There are many other women warriors whose voices ought to be heard, like Princess Emma Sandile of AmaRharhabe and Great Wife to Nkosi Stokwe ka-Ndlela. Princess Emma against all odds became the first sub-Saharan African woman to gain formal education and a deed of ownership of land in her own right — not as an inheritance but as a first-generation owner. More research on our women warriors has to be conducted to aid in the decolonisation of our education.
The current composition of members of the Eastern Cape House of Traditional Leaders is reflective of the historical participation of women in traditional leadership positions and as such, they hold leadership positions within the House.

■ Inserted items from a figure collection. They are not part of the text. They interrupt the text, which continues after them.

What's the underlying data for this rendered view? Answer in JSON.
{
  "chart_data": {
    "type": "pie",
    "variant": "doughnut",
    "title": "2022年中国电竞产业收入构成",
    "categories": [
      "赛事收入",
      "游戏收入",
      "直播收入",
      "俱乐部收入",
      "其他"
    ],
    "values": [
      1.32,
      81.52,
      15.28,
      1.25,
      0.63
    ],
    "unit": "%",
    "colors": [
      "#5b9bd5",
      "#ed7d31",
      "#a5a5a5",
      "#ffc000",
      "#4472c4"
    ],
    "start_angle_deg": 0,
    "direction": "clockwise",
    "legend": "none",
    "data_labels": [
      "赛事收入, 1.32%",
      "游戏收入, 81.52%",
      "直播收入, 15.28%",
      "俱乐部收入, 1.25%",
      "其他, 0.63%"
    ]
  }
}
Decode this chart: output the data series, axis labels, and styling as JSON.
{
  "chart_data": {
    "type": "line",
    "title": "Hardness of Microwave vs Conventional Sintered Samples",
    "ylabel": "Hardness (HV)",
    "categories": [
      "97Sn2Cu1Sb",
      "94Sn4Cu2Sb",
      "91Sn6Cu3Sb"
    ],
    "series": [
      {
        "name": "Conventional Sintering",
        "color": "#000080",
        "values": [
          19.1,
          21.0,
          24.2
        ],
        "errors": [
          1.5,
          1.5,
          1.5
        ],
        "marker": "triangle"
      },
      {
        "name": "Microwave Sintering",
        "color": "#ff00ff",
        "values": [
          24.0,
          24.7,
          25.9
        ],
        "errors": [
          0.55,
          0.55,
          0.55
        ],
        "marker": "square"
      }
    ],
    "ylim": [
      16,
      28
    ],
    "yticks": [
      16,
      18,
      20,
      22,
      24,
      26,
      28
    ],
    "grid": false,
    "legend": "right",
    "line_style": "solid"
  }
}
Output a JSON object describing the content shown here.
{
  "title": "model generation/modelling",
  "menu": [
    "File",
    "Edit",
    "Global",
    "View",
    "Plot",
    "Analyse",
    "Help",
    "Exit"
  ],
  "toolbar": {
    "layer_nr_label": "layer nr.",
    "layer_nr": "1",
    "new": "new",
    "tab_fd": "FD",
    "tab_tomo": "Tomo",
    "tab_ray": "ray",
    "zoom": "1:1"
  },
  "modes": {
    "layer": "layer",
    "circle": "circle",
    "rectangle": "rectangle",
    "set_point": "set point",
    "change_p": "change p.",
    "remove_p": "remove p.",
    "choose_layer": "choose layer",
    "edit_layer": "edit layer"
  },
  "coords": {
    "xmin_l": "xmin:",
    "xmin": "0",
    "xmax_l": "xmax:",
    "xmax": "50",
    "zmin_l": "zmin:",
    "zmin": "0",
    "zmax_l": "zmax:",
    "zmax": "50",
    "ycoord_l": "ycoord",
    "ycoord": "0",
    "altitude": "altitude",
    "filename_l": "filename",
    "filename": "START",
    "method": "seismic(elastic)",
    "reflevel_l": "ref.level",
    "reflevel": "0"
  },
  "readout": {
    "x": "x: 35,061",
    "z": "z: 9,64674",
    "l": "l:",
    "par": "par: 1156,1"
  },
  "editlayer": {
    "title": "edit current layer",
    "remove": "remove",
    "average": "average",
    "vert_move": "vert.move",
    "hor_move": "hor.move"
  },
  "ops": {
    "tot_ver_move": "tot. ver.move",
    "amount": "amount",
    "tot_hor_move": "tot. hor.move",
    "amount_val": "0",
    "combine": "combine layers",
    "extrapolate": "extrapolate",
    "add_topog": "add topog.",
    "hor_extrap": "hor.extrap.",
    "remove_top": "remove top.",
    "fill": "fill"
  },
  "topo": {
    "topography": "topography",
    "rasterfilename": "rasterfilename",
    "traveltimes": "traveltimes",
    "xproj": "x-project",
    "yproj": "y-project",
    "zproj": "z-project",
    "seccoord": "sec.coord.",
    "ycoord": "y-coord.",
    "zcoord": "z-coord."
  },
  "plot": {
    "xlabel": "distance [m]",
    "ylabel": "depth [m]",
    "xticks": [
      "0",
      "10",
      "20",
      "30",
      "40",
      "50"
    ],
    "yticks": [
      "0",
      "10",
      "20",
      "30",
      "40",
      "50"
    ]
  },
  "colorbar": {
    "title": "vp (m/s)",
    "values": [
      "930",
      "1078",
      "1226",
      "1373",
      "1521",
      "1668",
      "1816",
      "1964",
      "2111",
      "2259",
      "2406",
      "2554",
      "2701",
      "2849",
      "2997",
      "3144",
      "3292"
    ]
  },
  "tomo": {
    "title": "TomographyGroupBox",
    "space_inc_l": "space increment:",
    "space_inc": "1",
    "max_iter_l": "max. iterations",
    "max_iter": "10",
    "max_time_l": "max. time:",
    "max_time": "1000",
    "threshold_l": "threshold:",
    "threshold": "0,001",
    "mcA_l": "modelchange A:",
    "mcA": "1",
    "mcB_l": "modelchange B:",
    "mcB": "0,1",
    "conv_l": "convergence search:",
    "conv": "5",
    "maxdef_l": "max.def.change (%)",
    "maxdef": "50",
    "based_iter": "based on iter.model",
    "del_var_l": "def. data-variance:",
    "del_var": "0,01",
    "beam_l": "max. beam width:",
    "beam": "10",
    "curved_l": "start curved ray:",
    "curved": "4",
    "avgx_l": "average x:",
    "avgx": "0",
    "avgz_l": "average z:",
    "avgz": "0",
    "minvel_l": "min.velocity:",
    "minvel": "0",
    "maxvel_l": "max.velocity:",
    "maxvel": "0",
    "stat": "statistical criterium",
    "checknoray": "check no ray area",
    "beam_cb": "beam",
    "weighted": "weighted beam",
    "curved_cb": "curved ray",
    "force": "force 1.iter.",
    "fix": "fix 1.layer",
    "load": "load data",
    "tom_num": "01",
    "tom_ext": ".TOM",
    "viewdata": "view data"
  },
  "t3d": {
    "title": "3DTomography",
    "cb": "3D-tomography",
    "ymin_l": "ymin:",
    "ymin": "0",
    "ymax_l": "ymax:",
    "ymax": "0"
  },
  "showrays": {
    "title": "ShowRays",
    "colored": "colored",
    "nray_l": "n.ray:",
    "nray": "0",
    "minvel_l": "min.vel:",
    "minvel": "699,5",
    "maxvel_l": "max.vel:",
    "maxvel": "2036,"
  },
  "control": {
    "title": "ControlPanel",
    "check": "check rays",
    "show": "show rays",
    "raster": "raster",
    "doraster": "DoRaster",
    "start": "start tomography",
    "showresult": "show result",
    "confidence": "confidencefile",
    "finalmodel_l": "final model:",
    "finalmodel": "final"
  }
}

In this Women’s Month, we learn from this remarkable woman that when the time comes for us to resist and oppose injustice, for ourselves and our people as well, we should not hesitate to resist it, even if the cost is great to us personally, our choices are unpopular and we seem to stand alone.
When history judges us, it must be said of us that we too were remarkable women who never shied away from shaping our homes and thus our society and industries to be a more equal space for both men and women to coexist.